In this Sunday Read with Horton edition we take a closer look at the selection of papers about Distributed Consensus provided by Camille Fournier (Zookeeper PMC) as part of the RfP (Research for Practice) of the ACM. For Hadoop practitioners distributed consensus is best know as Apache Zookeeper, which supports most critical aspects of almost all Hadoop components.
The Chubby lock service for loosely-coupled distributed systems [*]
Burrows, M. 2006
Zookeeper is essentially based up on this publication in 2006 by Google. Chubby is Google’s distributed consensus system backing the Google File System (GFS) and BigTable.
In this paper the authors highlight their design decision to implement consensus as a service rather than a library implementing a consensus protocol. This proofs to be a very good decision looking at the Hadoop ecosystem and the way it leverages the use of Zookeeper.
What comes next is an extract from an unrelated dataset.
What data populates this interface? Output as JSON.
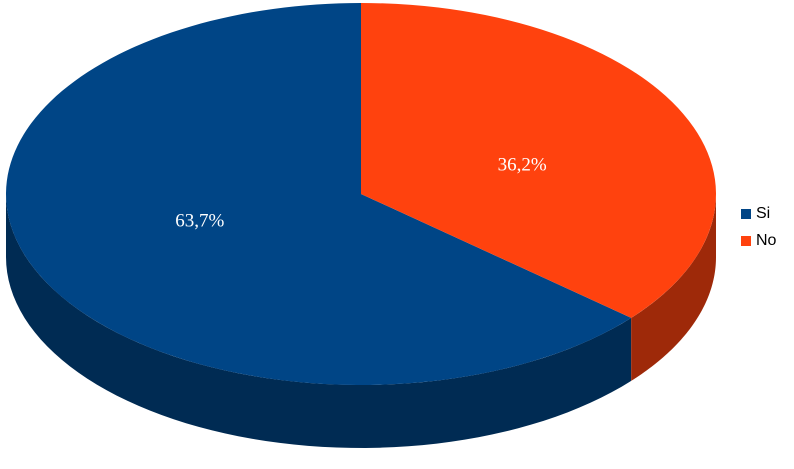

Surely another design decision that made Chubby so successful discussed in the paper, is the implementation of locks and discovery services ontop of a file system like structure, which makes it easily comprehensible by developers.
Among other aspects I found it interesting that the authors mention a Chubby cell being in use across data centers with thousands of kilometers apart.
Important to note is the fact that Chobby is designed forward coarse-grained and not fine-grained locking. A fact that is also true for Zookeeper and as to be kept in mind when architecting distributed systems around it.
Paxos made live—an engineering perspective [*]
Chandra, T. D., Griesemer, R., Redstone, J. et al. 2007
In this paper the authors describe the effort needed to turn a protocol proofed by couple of lines in pseudo code into a production ready implementation using a higher level programming language. Distributed computing remains challenging and involved.
“A distributed system is one in which the failure of a computer you didn’t know existed can render your own computer unusable.”
—Leslie Lamport
Especially the authors highlight the need to work with permanent storage that has a finite capacity and can get corrupted, just as Zookeeper persists value changes by writing an image of it’s database to disk.
Additionally a master lease is being introduced to ensure read operations are not served from invalid state as a new leader has been elected.
In search of an understandable consensus algorithm [*]
Ongaro, D., Ousterhout, J. 2014
- Paxos is exceptionally difficult to understand
- Paxo does not provide a good foundation for building practical implementations
Almost as a testament to the second drawback mentioned by the authors is the also here listed publication of Paxos made live, which demonstrates the hassle of implementing a Paxos protocol that can be used in production environments.
Raft benefits from it’s concise design around a state machine around Leader, Candidate, and Follower.